In the last few years, the group has been globe-trotting and has taken the sensitive rhythm, beats and tones of traditional wadaiko to countries like France, America and England, besides India of course.

Diversity is the hallmark of wadaiko drumming. There are hundreds of variations in terms of size and shapes for these drums, not to mention the divergent styles of drumming in various regions within Japan. These drums are made of local hardwood like kayaki, while the vibration surface is created by animal hide.

There is the nagado-daiko — the wine barrel-like, long-body drum that is traditionally carved by hollowing out a log, with cow hide as its vibrating surface; this drum may be played by two drummers at the same time.

There is the large o-daiko drum whose vibrating surface stretches over a metre; there is the conical wadaiko drum, smaller shime-daiko, the flat wadaiko... “Traditional wadaiko drums range from tiny hand-held ones to huge ones that may be as tall as a human being. The sound they emit is equally diverse.

And the echoes from the same drum can also vary. It takes years to master wadaiko, and I am still learning” says Tetsu Minegishi, who has 20 years of wadaiko drumming behind him.

What made wadaiko emerge a war signal is perhaps the fact that the beat from these drums can cross 130 decibels! Such a beat can reverberate over miles and miles across the quiet Japanese countryside.

A traditionally-made wadaiko drum can last over 300 years. The Japanese hand-make it from hard wood like zelkova (Japanese ashwood), letting the wood dry and the leather get cured for a long time — sometimes extending to a few years! This gives the drum the toughness to take beats that produce 130 decibel sounds.

Only some of the wadaiko drums like shime-daiko are tuneable by tightening hemp cords and ropes. Many other wadaiko drums get tuned for a lifetime, when they get made.

More than just music
Not just the sounds, but the kata or posture and movement of the drummer are central to wadaiko, and the stance of the stomach is given great importance. “We hold that the sounds are channelled from the base of the stomach,” says Masashi Oikawa, Bachi Atari. So you would notice that wadaiko drummers are as graceful and poised in stance as a dancer.

The drummer’s body is held flawlessly stable on widely spread legs, and streamlined movement is seen from the drummer’s hands. Likewise, the drumming sticks called bachi are to be held in specified styles.

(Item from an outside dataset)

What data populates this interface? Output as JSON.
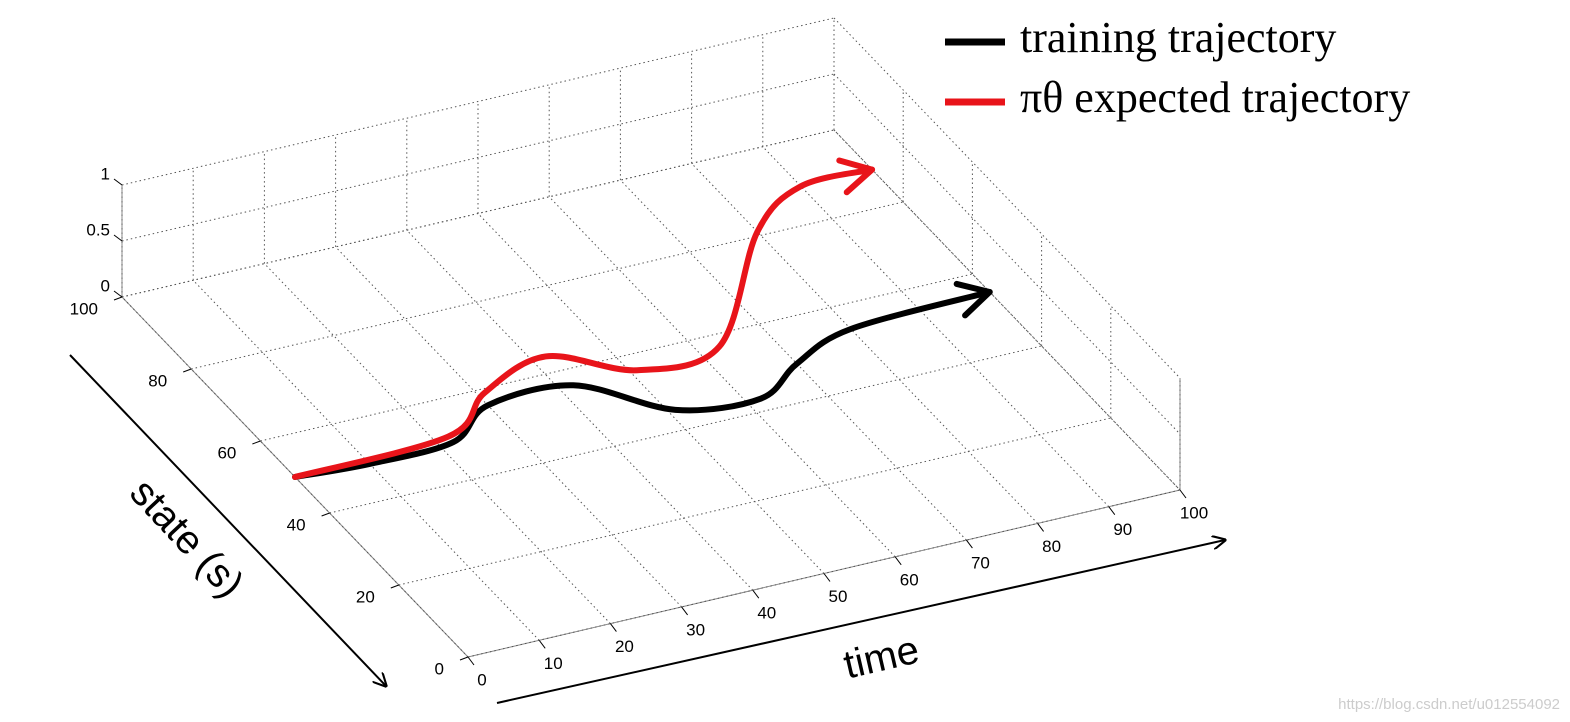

And even today, be it in Los Angeles or the Japanese countryside, most wadaiko drummers continue to perform in traditional clothing — the happi that is a sleeveless, decorative jacket of light fabric, momobiki the loose-fit pleated pants, hachimaki or the headband, and tabi the split-toed shoes.

Indian connection
Incidentally, these wadaiko drummers do perceive certain common threads in Japanese and Indian percussion traditions. Says Bachi Atari’s Yuhei Motoyama, “As in the Indian percussion tradition, voice notes are important to wadaiko drumming.”

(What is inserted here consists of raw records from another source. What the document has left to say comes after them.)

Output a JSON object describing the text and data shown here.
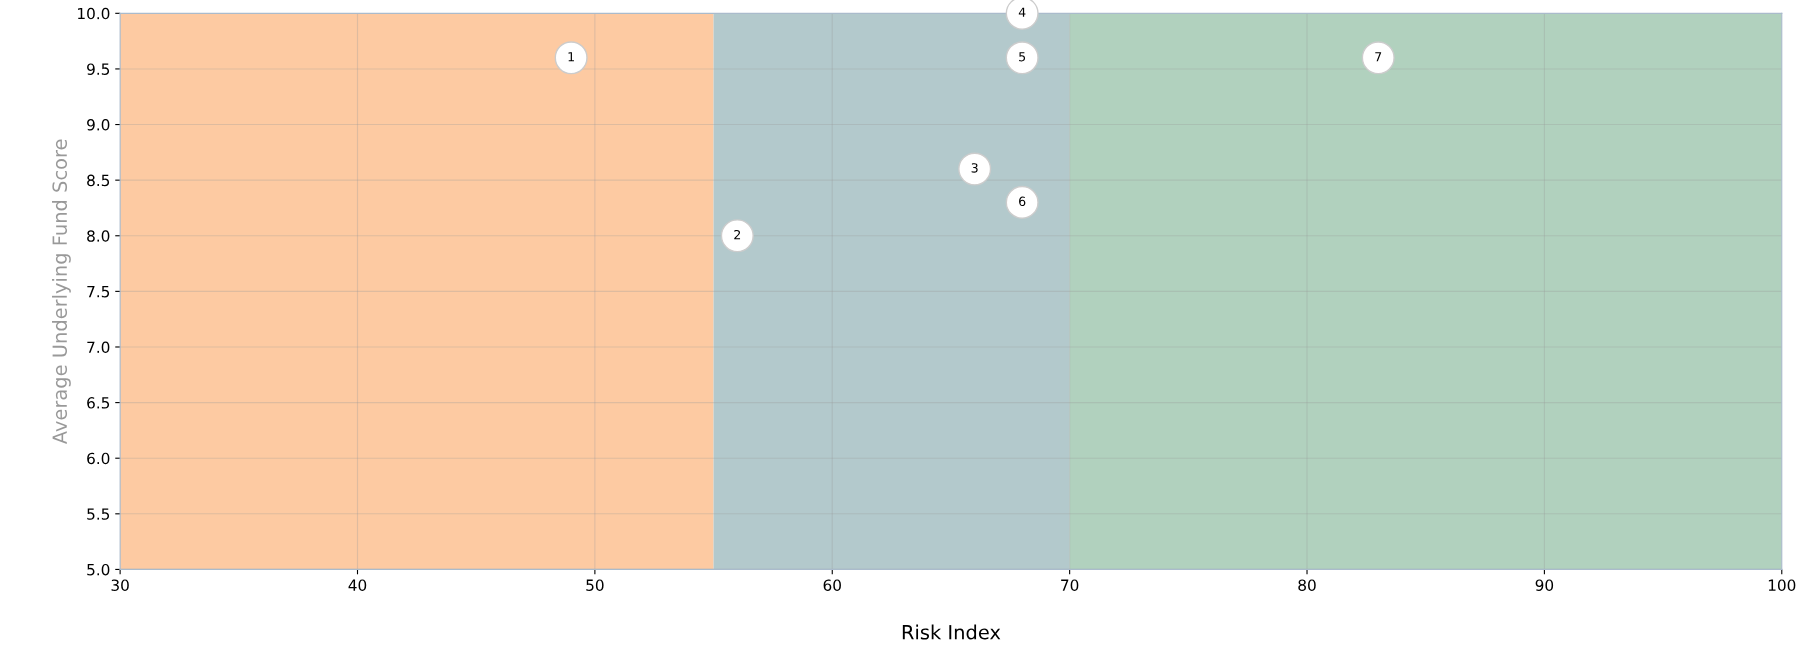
{
  "chart_data": {
    "type": "scatter",
    "xlabel": "Risk Index",
    "ylabel": "Average Underlying Fund Score",
    "x": [
      49,
      56,
      66,
      68,
      68,
      68,
      83
    ],
    "values": [
      9.6,
      8.0,
      8.6,
      10.0,
      9.6,
      8.3,
      9.6
    ],
    "color": "#ffffff",
    "marker": "circle",
    "annotations": [
      {
        "text": "1",
        "x": 49,
        "y": 9.6
      },
      {
        "text": "2",
        "x": 56,
        "y": 8.0
      },
      {
        "text": "3",
        "x": 66,
        "y": 8.6
      },
      {
        "text": "4",
        "x": 68,
        "y": 10.0
      },
      {
        "text": "5",
        "x": 68,
        "y": 9.6
      },
      {
        "text": "6",
        "x": 68,
        "y": 8.3
      },
      {
        "text": "7",
        "x": 83,
        "y": 9.6
      }
    ],
    "bands": [
      {
        "axis": "x",
        "from": 30,
        "to": 55,
        "color": "#fdcaa2"
      },
      {
        "axis": "x",
        "from": 55,
        "to": 70,
        "color": "#b3c9cc"
      },
      {
        "axis": "x",
        "from": 70,
        "to": 100,
        "color": "#b1d1be"
      }
    ],
    "xlim": [
      30,
      100
    ],
    "xticks": [
      30,
      40,
      50,
      60,
      70,
      80,
      90,
      100
    ],
    "ylim": [
      5.0,
      10.0
    ],
    "yticks": [
      {
        "value": 5,
        "label": "5.0"
      },
      {
        "value": 5.5,
        "label": "5.5"
      },
      {
        "value": 6,
        "label": "6.0"
      },
      {
        "value": 6.5,
        "label": "6.5"
      },
      {
        "value": 7,
        "label": "7.0"
      },
      {
        "value": 7.5,
        "label": "7.5"
      },
      {
        "value": 8,
        "label": "8.0"
      },
      {
        "value": 8.5,
        "label": "8.5"
      },
      {
        "value": 9,
        "label": "9.0"
      },
      {
        "value": 9.5,
        "label": "9.5"
      },
      {
        "value": 10,
        "label": "10.0"
      }
    ],
    "grid": true
  }
}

The origin of wadaiko is not clear, and theories range from a mythological origin to it being born from being Korean/Chinese/Indian influences. But, we do know that wadaiko drumming existed in Japan since at least the 6th century CE, during the latter part of the Kofun period.

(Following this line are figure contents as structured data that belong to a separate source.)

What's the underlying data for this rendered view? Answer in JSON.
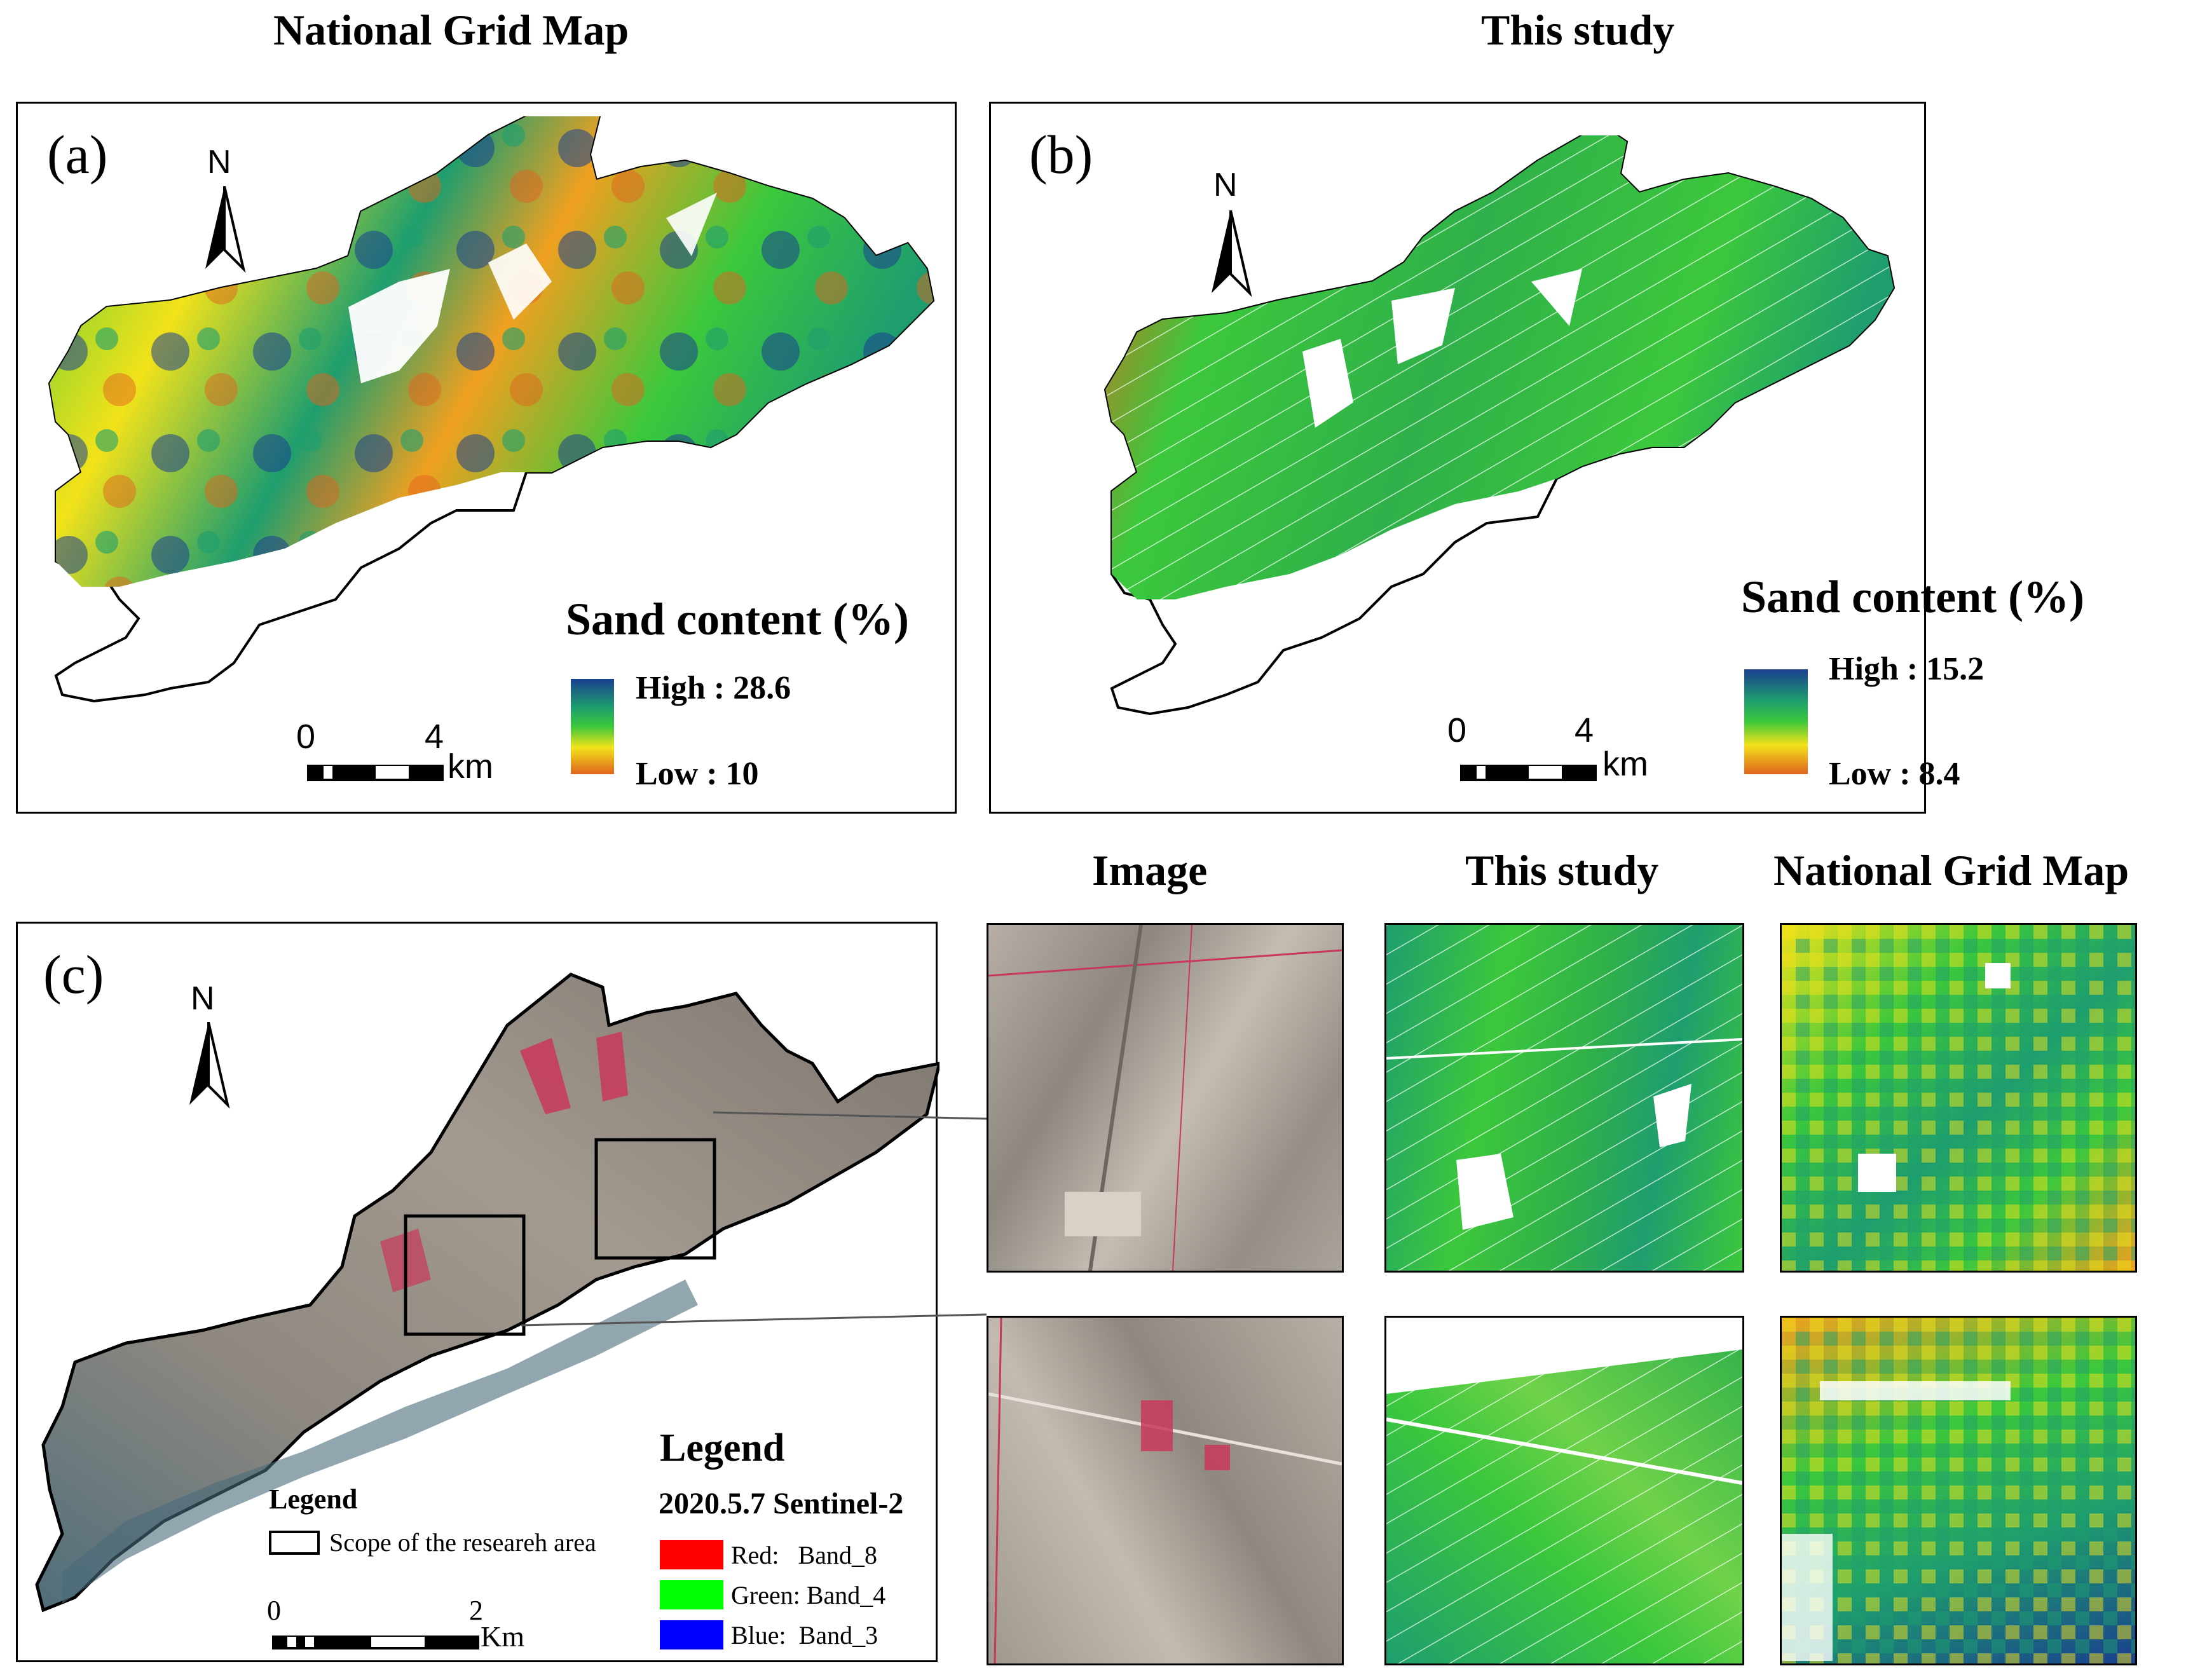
{
  "titles": {
    "national_grid_map": "National Grid Map",
    "this_study": "This study",
    "image": "Image",
    "this_study_2": "This study",
    "national_grid_map_2": "National Grid Map"
  },
  "panel_a": {
    "label": "(a)",
    "north": "N",
    "legend_title": "Sand content (%)",
    "high": "High : 28.6",
    "low": "Low : 10",
    "scale_start": "0",
    "scale_end": "4",
    "scale_unit": "km"
  },
  "panel_b": {
    "label": "(b)",
    "north": "N",
    "legend_title": "Sand content (%)",
    "high": "High : 15.2",
    "low": "Low : 8.4",
    "scale_start": "0",
    "scale_end": "4",
    "scale_unit": "km"
  },
  "panel_c": {
    "label": "(c)",
    "north": "N",
    "legend_heading": "Legend",
    "legend_scope": "Scope of the researeh area",
    "legend2_heading": "Legend",
    "legend2_subtitle": "2020.5.7 Sentinel-2",
    "bands": [
      {
        "label": "Red:   Band_8",
        "color": "#ff0000"
      },
      {
        "label": "Green: Band_4",
        "color": "#00ff00"
      },
      {
        "label": "Blue:  Band_3",
        "color": "#0000ff"
      }
    ],
    "scale_start": "0",
    "scale_end": "2",
    "scale_unit": "Km"
  },
  "colors": {
    "ramp_high": "#1a3f8f",
    "ramp_mid_high": "#1e9e6e",
    "ramp_mid": "#3cc83c",
    "ramp_mid_low": "#f2e21a",
    "ramp_low": "#e0641e",
    "imagery_base": "#9b948c",
    "imagery_red": "#c9375a",
    "imagery_river": "#4a6a7a"
  }
}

We know this from the discovery of the 6th century haniwa statues that are seen drumming wadaiko. These statues were discovered from Japan’s Sawa district.
Motoyama shares that interest in wadaiko drumming is resurging in Japan, and that he himself teaches the form to children. Unlike in India, where female percussionists are a rare entity, wadaiko drumming is not limited to men alone.

“In fact, at the amateur level, there are more female wadaiko drummers than males,” says Motoyama. Meanwhile, in recent times, kumi-daiko (ensemble drumming) first staged and developed by Japanese jazz musician Daihachi Oguchi in 1951, has caught the fancy of the audience, rock musicians and classical purists alike.

Much of wadaiko drumming does leave you charged up. That is perhaps innate to the nature of all percussion music, but in Wadaiko, you feel this excitement more intensely. Like ikebana, bonsai and other uniquely Japanese arts, wadaiko drumming takes its cue from nature. Sounds reminiscent of rumbling thunder, the flash of lightning, the slap of the wind on the trees, and the beat of the waves on the sand and rocks can be heard in wadaiko.